For more on Aptera, see http://www.greekisland.co.uk/wcrete/aptera.htm

5 Responses to “Ruins”

  1. Ted Mahsun Says:

    Talk about synchronicity! I was thinking about Ozymandias these past few days as well, although instead of real ruins I was dwelling upon how great accomplishments are made by certain people but history can forget them due to political machinations.

  2. Pey Says:

    I enjoyed a lovely walk in the ruins from reading your post from hot and humid Changi Airport on the way back to London. Thunderstorms here to see us off!

  3. Yang-May Ooi Says:

    How spooky, Ted! Yes, history is written by the victors.

    Pey, see you in London soon, I hope.

  4. YeeTon Says:

    “.. Zeus and his desire for women, Helen of Troy”

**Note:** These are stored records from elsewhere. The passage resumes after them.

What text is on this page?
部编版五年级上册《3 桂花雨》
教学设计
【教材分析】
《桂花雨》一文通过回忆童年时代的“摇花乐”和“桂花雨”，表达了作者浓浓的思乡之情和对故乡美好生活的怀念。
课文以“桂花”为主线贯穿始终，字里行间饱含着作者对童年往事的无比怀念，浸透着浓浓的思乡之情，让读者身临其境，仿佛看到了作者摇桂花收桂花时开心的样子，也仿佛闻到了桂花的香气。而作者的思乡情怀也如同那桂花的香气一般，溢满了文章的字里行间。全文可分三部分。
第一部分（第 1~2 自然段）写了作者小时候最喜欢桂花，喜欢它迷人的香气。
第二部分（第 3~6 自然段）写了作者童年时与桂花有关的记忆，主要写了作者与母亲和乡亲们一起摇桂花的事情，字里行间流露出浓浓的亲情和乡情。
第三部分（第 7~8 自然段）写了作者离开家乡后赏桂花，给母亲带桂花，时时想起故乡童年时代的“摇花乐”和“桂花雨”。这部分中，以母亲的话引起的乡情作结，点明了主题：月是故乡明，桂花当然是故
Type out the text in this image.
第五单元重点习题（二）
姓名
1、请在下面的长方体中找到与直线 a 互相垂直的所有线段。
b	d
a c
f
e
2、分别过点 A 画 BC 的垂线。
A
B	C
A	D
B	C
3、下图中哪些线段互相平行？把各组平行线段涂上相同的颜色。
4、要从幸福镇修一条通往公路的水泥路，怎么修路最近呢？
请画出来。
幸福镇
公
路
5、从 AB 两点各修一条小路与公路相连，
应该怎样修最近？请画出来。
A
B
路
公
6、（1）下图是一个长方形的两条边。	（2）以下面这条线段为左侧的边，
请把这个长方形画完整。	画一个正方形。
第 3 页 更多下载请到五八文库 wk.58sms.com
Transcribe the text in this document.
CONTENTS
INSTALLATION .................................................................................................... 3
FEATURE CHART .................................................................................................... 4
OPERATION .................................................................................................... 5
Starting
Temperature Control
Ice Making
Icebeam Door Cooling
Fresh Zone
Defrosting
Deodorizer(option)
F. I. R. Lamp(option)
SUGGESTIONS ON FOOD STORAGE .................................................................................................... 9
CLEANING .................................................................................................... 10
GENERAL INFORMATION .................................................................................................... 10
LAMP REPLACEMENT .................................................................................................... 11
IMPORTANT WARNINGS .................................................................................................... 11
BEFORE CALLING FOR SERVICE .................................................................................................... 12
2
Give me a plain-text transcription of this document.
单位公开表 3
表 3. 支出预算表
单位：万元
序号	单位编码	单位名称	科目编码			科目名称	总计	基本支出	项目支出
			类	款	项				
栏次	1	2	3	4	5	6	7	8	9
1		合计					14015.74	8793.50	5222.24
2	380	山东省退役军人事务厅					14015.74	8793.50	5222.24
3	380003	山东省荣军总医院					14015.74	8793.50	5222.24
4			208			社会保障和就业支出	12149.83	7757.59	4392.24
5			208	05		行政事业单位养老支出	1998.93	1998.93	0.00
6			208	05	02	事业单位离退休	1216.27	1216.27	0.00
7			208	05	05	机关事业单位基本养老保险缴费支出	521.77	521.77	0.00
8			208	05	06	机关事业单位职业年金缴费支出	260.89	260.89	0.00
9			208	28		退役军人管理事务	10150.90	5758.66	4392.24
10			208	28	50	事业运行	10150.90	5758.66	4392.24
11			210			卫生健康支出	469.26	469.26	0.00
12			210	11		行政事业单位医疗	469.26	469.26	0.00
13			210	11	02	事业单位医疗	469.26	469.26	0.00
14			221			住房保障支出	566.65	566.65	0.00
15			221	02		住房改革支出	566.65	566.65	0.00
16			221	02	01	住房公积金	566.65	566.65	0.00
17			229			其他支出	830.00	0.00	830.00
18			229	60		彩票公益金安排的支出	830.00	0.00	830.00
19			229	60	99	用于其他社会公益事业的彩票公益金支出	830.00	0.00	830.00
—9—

    WASN’T Zeus God of War who already had Aphrodite,
    Goddess of Love?

    And who can forget the lady Helen - to die for? - ” the face that launched a thousand ships “, as movie publicity material once put it.

  5. Yang-May Ooi Says:

    I’m reading Helen of Troy by Bettany Hughes, yeeton - since we got back from Crete, I’ve been inspired to find out more about the Greeks, Cretans and their history and myths. It’s an excellent book - very readable while being well-researched and intelligent. There’s also a lot of background information on Greek myths, especially on Zeus and his unstoppable womanising. Helen of Troy is said to be the result of Zeus raping Leda while disguised as a swan (eeewww!)